Never would I ever reach for a tomato of my own volition. 

It took trauma of a different kind for tomatoes to move into the front seat. As I lost my leading man there was an opening for a new kind, and somehow it's tomatoes that pulled into first place.

In the wake of heartbreak, it was those pops of red that kept me crunching. When I could barely stomach the thought of food, let alone something healthy, somehow it was the humble tomato I reached for time and time again. Like Christmas lights in my crisper, tomatoes have been a beacon of hope in my barren fridge, and given me my happiest food memories of the year. 

Read on for the six times tomatoes brought me back to life. Or rather, brought a smile to my face in a year where it didn't feel like there was much to grin about. 


1. Lovingly loaded bruschetta hand-delivered by a friend two days after a breakup. Diced truss mixed with finely chopped garlic and red onion. Garnished with basil and served on toasted sourdough. Eaten on the floor of my apartment between meetings while working from home. Breathing in aromats with tears sliding down my thighs. 

2. Sautéed tomatoes made on my tiny stove on a quiet night at home. Hot oil, sliced garlic and chilli flakes conjure an arresting perfume. Grape tomatoes are squeezed over the pan to expel juices, then dropped in and left to soften while the pasta cooks. Pasta goes in - al dente - and mixes with the sauce and starchy pasta water, wrist flicking the pan to make the ingredients jump. Piled on a plate, topped with parmesan, pepper, salt and basil and eaten on the couch with Succession playing in the background.

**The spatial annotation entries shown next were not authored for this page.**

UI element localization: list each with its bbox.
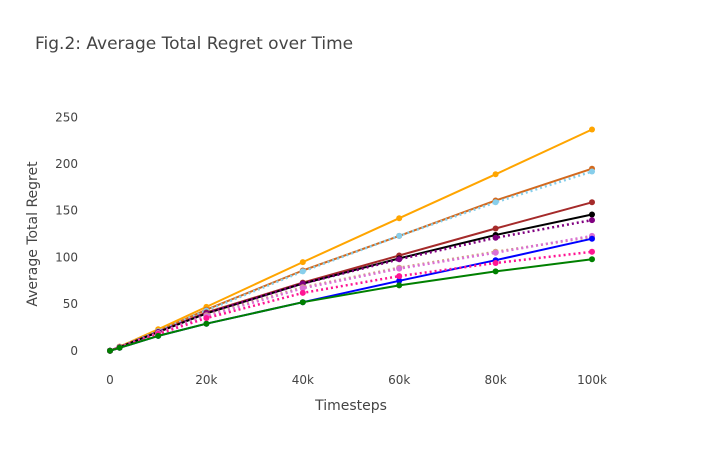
x-axis-title: Timesteps (314, 398, 387, 414)
series-10 (107, 256, 595, 354)
y-tick-label: 200 (55, 157, 78, 171)
series-line (109, 170, 593, 352)
data-point (299, 299, 306, 306)
data-point (492, 260, 499, 266)
y-tick-label: 150 (55, 204, 78, 218)
data-point (492, 249, 499, 256)
data-point (396, 273, 403, 280)
series-line (109, 218, 593, 352)
data-point (203, 320, 210, 327)
data-point (203, 315, 210, 322)
data-point (589, 199, 595, 206)
data-point (396, 215, 403, 222)
data-point (299, 289, 306, 296)
x-tick-label: 100k (577, 373, 607, 387)
x-tick-label: 40k (292, 373, 314, 387)
data-point (299, 268, 306, 275)
x-tick-label: 80k (484, 373, 506, 387)
data-point (396, 282, 403, 289)
y-axis-ticks: 0 50 100 150 200 250 (55, 110, 78, 357)
data-point (299, 285, 306, 292)
y-tick-label: 0 (70, 344, 78, 358)
y-tick-label: 50 (63, 297, 78, 311)
data-point (396, 265, 403, 272)
series-9 (107, 248, 595, 354)
x-tick-label: 60k (388, 373, 410, 387)
x-axis-ticks: 0 20k 40k 60k 80k 100k (106, 373, 607, 387)
data-point (589, 248, 595, 255)
data-point (492, 225, 499, 232)
data-point (107, 347, 113, 354)
data-point (589, 217, 595, 224)
data-point (492, 199, 499, 206)
x-tick-label: 20k (195, 373, 217, 387)
data-point (299, 259, 306, 266)
series-0 (107, 126, 595, 354)
data-point (492, 268, 499, 275)
series-line (109, 128, 593, 352)
data-point (589, 168, 595, 175)
data-point (396, 277, 403, 284)
data-point (492, 171, 499, 178)
series-2 (107, 168, 595, 354)
series-line (109, 201, 593, 352)
data-point (589, 211, 595, 218)
data-point (589, 126, 595, 133)
data-point (492, 234, 499, 241)
chart-title: Fig.2: Average Total Regret over Time (35, 34, 354, 54)
series-line (109, 213, 593, 352)
data-point (396, 232, 403, 239)
data-point (155, 332, 162, 339)
data-point (396, 256, 403, 263)
data-point (589, 256, 595, 263)
series-4 (107, 211, 595, 354)
y-tick-label: 100 (55, 250, 78, 264)
x-tick-label: 0 (106, 373, 114, 387)
data-point (116, 344, 123, 351)
y-axis-title: Average Total Regret (25, 161, 41, 307)
data-point (589, 235, 595, 242)
series-layer (107, 126, 595, 354)
series-line (109, 250, 593, 352)
series-line (109, 258, 593, 352)
y-tick-label: 250 (55, 110, 78, 124)
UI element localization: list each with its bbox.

3. A Caprese salad at a potluck Christmas lunch. Solanato toms meticulously layered with bocconcini and basil. Topped with flaky salt and a drizzle of extra virgin olive oil. Everyone goes straight for this dish, so guests only gets a few pieces. I'm careful to ensure every ingredient is present in each mouthful, bringing out the flavours of the others. A mouthful of Italy. 

4. Cherry tomatoes, Castello brie and a loaf of tiger bread, eaten alone on the beach in the evening after work. A self picnic of torn bread, pulled in half and stuffed with a chunk of cheese and a tomato. Washed down with San Pellegrino and a dip in the sea. 

5. Paenzanella made for friends at a dinner party at home. Heirloom tomatoes cut in half or quarters, shallots thinly sliced, a handful of basil and parsley, oven-roasted chunks of sourdough, a burrata crowning the pile. Olive oil and balsamic vinegar drizzled all over. Served with large bamboo servers and eaten around the dinner table with candles alight, wine poured, and my very best friends. 

6. A homegrown mini Roma tomato, carried by my mum to the beach house in a zip-lock bag. Still on the vine. Sliced in half on the kitchen bench and topped with a grind of salt. Plopped on my tongue and squirting around my mouth as I sink my molars in. 

In other words, let my ignorance guide you towards the tomato-soaked promise land. It’s a destination you don’t want to miss.